Valerie didn’t even blink at the noise. She was already sitting at her granite kitchen island, holding a cold cup of tea while a thick manila folder rested on the counter beside her.

She had spent the entire night awake, waiting for this exact confrontation to happen. Three years ago, Valerie had walked down the aisle thinking she was building a future with Simon, but she now realized she had simply been subsidizing a lifestyle for a man who mistook her kindness for stupidity.

As a senior partner at a top-tier forensic accounting firm, Valerie spent her professional life unmasking corporate embezzlement and tracking offshore accounts. It was a painful irony that she had failed to audit the blatant fraud happening in her own living room.

The breaking point had arrived only twelve hours earlier. When Valerie returned to the penthouse at 8 p.m., she didn’t find the quiet home she expected after a long day of analyzing spreadsheets.

Instead, she heard the heavy thud of furniture dragging across the hardwood floors of her private workspace. She walked into the room to find two men lifting her custom oak desk while Simon’s mother, Beverly, pointed toward the corner with an air of unearned authority.

“Watch the edges, that piece is high quality,” Beverly instructed the movers. “Simon decided this room should be my guest suite since an office is just a waste of a perfectly good window view.”

Valerie stood in the doorway, her voice icy as she asked, “Does my private studio look like a storage unit to you?”

Simon stepped into the room a moment later, wiping sweat from his forehead and wearing the same arrogant grin that used to make her heart melt. “Don’t start a fight over this, Val.

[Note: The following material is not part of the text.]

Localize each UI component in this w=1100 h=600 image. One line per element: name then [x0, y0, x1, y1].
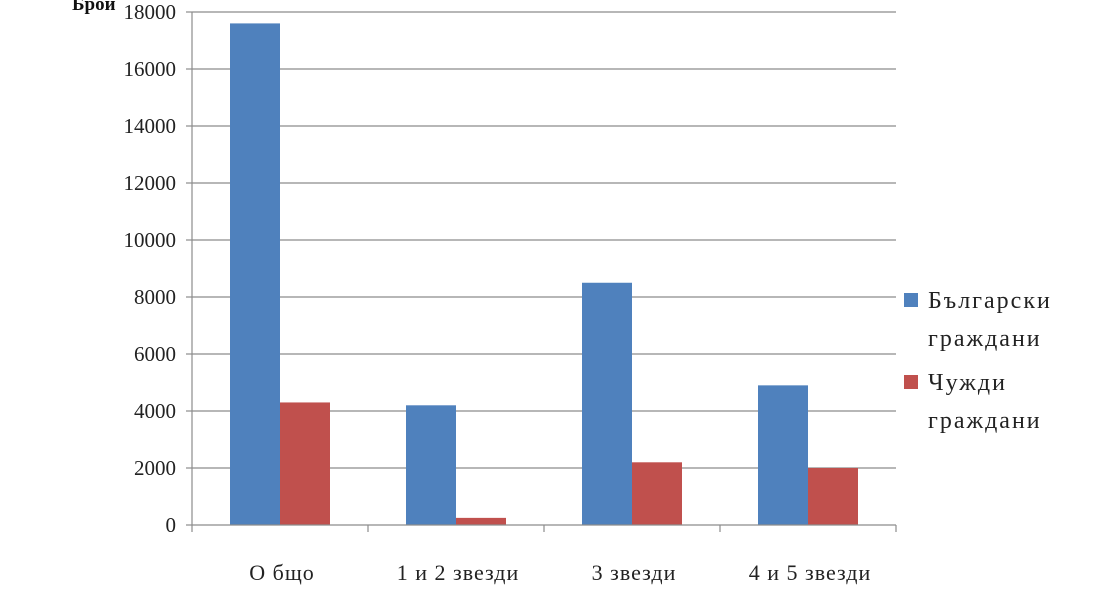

My mom needs a permanent place to stay, and you’re always at the firm anyway, so you don’t really need this much space.”

“Our apartment belongs to me as much as it does to you,” Simon added while crossing his arms. “I live here, so I have the right to make executive decisions about the layout.”

That specific sentence was the final nail in the coffin because Simon knew very well that he hadn’t contributed a single dollar toward the mortgage or the renovations. Valerie realized then that you cannot negotiate with someone who believes they are entitled to the fruit of your labor.

“Fine,” Valerie said with a calmness that clearly caught them off guard.